Le temps s’est adouci, mais il est prévu qu’il se refroidisse intensément ces prochains jours. Tant mieux. Je me souviens de Noël 1999, en particulier ce 26 décembre où la tempête a tout emporté sur son passage ; ce matin, je suis sorti constater les dégâts, j’étais en t-shirt et il faisait 17°C, un 26 décembre…
Ce Noël-ci a quelque chose de particulier, parce que je le fais chez moi, dans mon grand appartement, avec ma magie, mes lumières, mes ambiances, tout ce qui fait que c’est vraiment chez moi. Et surtout, avec ma famille, avec tout le monde cette année, et ça j’y tiens.

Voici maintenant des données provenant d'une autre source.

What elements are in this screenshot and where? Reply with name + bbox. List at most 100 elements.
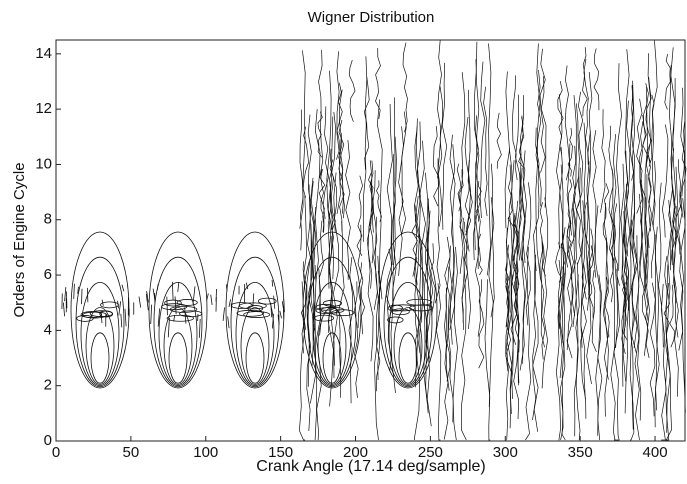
contour-line	[650, 283, 655, 417]
contour-line	[484, 87, 488, 216]
contour-line	[541, 76, 546, 207]
contour-line	[534, 128, 540, 271]
contour-line	[167, 297, 168, 316]
contour-line	[349, 60, 355, 122]
chart-title: Wigner Distribution	[308, 9, 435, 26]
contour-line	[211, 295, 212, 305]
y-tick-label: 0	[44, 432, 52, 449]
y-tick-label: 14	[35, 45, 52, 62]
contour-line	[680, 88, 685, 218]
contour-line	[560, 276, 565, 440]
y-axis-label: Orders of Engine Cycle	[11, 162, 28, 317]
contour-line	[139, 297, 141, 308]
contour-line	[77, 315, 94, 321]
x-tick-label: 400	[643, 444, 668, 461]
contour-line	[519, 117, 525, 168]
x-tick-label: 250	[418, 444, 443, 461]
contour-line	[167, 315, 194, 321]
contour-line	[274, 296, 275, 309]
contour-line	[485, 279, 490, 440]
contour-line	[328, 181, 333, 406]
contour-line	[333, 173, 338, 366]
contour-line	[118, 301, 119, 308]
y-tick-label: 12	[35, 100, 52, 117]
contour-line	[300, 110, 303, 251]
contour-line	[241, 308, 269, 385]
contour-line	[246, 333, 264, 383]
contour-line	[122, 285, 124, 292]
contour-line	[271, 303, 272, 317]
contour-line	[154, 257, 202, 387]
contour-line	[589, 72, 592, 178]
contour-line	[178, 282, 179, 292]
contour-line	[315, 109, 320, 282]
contour-line	[76, 257, 124, 387]
contour-line	[387, 104, 392, 330]
contour-line	[448, 246, 453, 423]
contour-line	[444, 288, 448, 440]
contour-line	[595, 205, 600, 435]
contour-line	[480, 62, 485, 218]
contour-line	[168, 318, 169, 338]
contour-line	[157, 284, 158, 290]
contour-line	[508, 165, 513, 227]
contour-line	[199, 319, 200, 338]
contour-line	[513, 75, 518, 180]
contour-line	[394, 308, 422, 385]
contour-line	[526, 182, 531, 325]
contour-line	[74, 284, 75, 299]
contour-line	[151, 305, 152, 324]
contour-line	[314, 315, 333, 321]
contour-line	[244, 312, 270, 318]
contour-line	[346, 140, 351, 280]
contour-line	[65, 287, 66, 301]
contour-line	[174, 315, 175, 321]
contour-line	[363, 56, 367, 241]
contour-line	[617, 63, 622, 271]
contour-line	[557, 94, 563, 248]
contour-line	[172, 282, 173, 301]
contour-line	[473, 59, 479, 260]
contour-line	[487, 44, 491, 276]
contour-line	[282, 301, 283, 310]
x-tick-label: 200	[343, 444, 368, 461]
contour-line	[253, 293, 254, 306]
contour-line	[376, 48, 381, 119]
contour-texture	[62, 40, 686, 440]
contour-line	[652, 40, 657, 227]
contour-line	[542, 198, 548, 389]
contour-line	[125, 309, 126, 326]
contour-line	[258, 298, 276, 304]
x-tick-label: 100	[193, 444, 218, 461]
contour-line	[226, 232, 284, 388]
contour-line	[437, 40, 441, 178]
contour-line	[577, 177, 582, 265]
contour-line	[505, 72, 509, 229]
contour-line	[228, 316, 229, 328]
contour-line	[319, 221, 323, 336]
contour-line	[357, 176, 363, 256]
contour-line	[638, 194, 642, 421]
y-tick-label: 2	[44, 377, 52, 394]
contour-line	[361, 262, 365, 334]
contour-line	[226, 284, 227, 291]
contour-line	[665, 54, 671, 109]
contour-line	[119, 301, 121, 315]
contour-line	[299, 282, 305, 441]
x-tick-label: 50	[123, 444, 140, 461]
contour-line	[272, 280, 273, 287]
contour-line	[611, 232, 615, 440]
contour-line	[399, 333, 417, 383]
contour-line	[655, 227, 659, 411]
contour-line	[91, 333, 109, 383]
contour-line	[467, 160, 473, 329]
y-tick-label: 8	[44, 211, 52, 228]
y-tick-label: 4	[44, 321, 52, 338]
contour-line	[497, 113, 501, 169]
contour-line	[231, 257, 279, 387]
contour-line	[594, 48, 599, 110]
contour-line	[364, 77, 369, 170]
contour-line	[679, 192, 683, 351]
contour-line	[63, 303, 64, 317]
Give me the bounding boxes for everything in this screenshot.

Je vais finir l’année avec un beau livre, un livre de contes du Nord – finalement c’est un peu mon chez moi aussi le Nord. Ce livre, je pense que j’ai dû l’acheter il y a une bonne dizaine d’années au salon du livre de jeunesse de Montreuil. Ce livre c’est Le garçon qui voulait devenir un être humain de Jørn Riel, le beau Danois devenu chasseur sur cette terre blanche qu’on appelle terre verte (Grønland, dont les armoiries sont un ours polaire et le drapeau est rouge est blanc). Un livre dédicacé de la main de son auteur, rien que pour moi.
Dans quelques jours c’est Noël, et tout scintille. Des milliers d’étoiles et de lumières.